Telaprevir is a hepatitis C virus (HCV) protease inhibitor being developed by Vertex in collaboration with Tibotec and Mitsubishi Tanabe Pharma.
In the phase II study, which enrolled 161 treatment-naive genotype 1 patients, rates of SVR ranged from 81 to 85% in patients treated with the every 8 hour telaprevir-based regimen, and 82 to 83% in patients treated with the every 12 hour regimen. Adverse events (AEs) were similar to those observed in other trials with telaprevir and were mainly haematologic (anaemia) and cutaneous (rash and pruritus) in nature.

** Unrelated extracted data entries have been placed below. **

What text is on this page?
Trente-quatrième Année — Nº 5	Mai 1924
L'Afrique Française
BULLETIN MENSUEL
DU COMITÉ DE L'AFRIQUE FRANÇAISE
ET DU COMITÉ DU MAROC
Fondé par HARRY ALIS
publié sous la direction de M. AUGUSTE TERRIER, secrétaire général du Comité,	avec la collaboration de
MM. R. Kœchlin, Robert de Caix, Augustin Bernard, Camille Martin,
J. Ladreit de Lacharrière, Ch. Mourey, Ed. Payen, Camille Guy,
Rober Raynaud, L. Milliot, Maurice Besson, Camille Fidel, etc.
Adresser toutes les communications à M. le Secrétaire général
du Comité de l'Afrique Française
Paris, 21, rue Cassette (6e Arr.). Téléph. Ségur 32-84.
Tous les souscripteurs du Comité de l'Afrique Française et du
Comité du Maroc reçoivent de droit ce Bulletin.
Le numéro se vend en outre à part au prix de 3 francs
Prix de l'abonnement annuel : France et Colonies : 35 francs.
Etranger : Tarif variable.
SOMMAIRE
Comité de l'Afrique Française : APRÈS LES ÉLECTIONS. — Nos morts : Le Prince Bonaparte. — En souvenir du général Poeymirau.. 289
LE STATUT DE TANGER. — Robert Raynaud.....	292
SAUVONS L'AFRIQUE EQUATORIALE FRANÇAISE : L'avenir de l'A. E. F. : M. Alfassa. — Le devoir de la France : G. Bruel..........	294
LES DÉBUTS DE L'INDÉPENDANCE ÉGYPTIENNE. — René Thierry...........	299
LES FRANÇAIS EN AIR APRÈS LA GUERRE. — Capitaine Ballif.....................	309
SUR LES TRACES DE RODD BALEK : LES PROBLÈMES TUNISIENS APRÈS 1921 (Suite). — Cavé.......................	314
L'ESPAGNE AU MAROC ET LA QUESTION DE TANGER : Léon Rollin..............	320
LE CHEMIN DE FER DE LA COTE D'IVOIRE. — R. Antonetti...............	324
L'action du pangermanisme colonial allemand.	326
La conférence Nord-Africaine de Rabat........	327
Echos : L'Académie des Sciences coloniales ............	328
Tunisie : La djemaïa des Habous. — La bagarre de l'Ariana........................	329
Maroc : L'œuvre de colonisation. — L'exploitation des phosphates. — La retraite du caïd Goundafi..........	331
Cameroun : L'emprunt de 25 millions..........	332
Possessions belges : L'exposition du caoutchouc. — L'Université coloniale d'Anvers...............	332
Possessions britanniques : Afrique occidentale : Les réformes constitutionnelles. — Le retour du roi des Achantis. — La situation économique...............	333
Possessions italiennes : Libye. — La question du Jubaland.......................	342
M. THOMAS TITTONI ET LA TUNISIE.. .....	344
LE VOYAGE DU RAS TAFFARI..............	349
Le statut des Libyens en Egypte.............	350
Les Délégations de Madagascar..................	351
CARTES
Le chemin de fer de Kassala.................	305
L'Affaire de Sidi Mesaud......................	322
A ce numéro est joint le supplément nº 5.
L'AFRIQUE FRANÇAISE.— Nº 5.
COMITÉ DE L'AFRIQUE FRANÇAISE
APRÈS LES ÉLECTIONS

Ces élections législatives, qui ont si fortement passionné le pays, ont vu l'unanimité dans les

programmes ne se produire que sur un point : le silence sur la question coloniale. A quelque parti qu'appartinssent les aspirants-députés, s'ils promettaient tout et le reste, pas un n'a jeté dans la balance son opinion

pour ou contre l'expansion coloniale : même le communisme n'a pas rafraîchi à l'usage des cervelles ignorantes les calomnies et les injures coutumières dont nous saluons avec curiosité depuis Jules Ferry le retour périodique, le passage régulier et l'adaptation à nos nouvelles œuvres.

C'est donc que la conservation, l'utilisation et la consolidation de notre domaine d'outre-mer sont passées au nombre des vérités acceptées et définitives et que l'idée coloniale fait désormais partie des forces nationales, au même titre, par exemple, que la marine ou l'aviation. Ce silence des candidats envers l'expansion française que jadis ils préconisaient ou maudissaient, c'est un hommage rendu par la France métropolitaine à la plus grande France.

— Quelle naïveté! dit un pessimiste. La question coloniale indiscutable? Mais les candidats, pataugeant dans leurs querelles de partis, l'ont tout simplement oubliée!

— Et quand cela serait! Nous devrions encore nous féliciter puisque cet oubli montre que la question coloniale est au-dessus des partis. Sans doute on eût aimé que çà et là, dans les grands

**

For the vast majority of patients, these high SVR rates were obtained with only 24 weeks of total treatment (half the duration of current standard of care). Total duration of treatment was decided using a criteria based on treatment response. Subjects who achieved undetectable HCV RNA at week 4 (rapid virologic response or RVR) and maintained this through week 20, were allowed to stop all treatment at week 24. Only 18% of subjects were required to continue standard treatment up to week 48.
Patrick Marcellin, professor at Hopital Beaujon, said: “The data presented show that a significant number of treatment-naïve genotype 1 HCV patients achieved sustained virologic response with telaprevir, in combination with standard of care. Telaprevir, which directly targets the virus by aiming to block its replication, could allow shortening treatment duration and increasing cure rates in people with HCV, [compared to standard of care] offering a new approach to treating HCV.”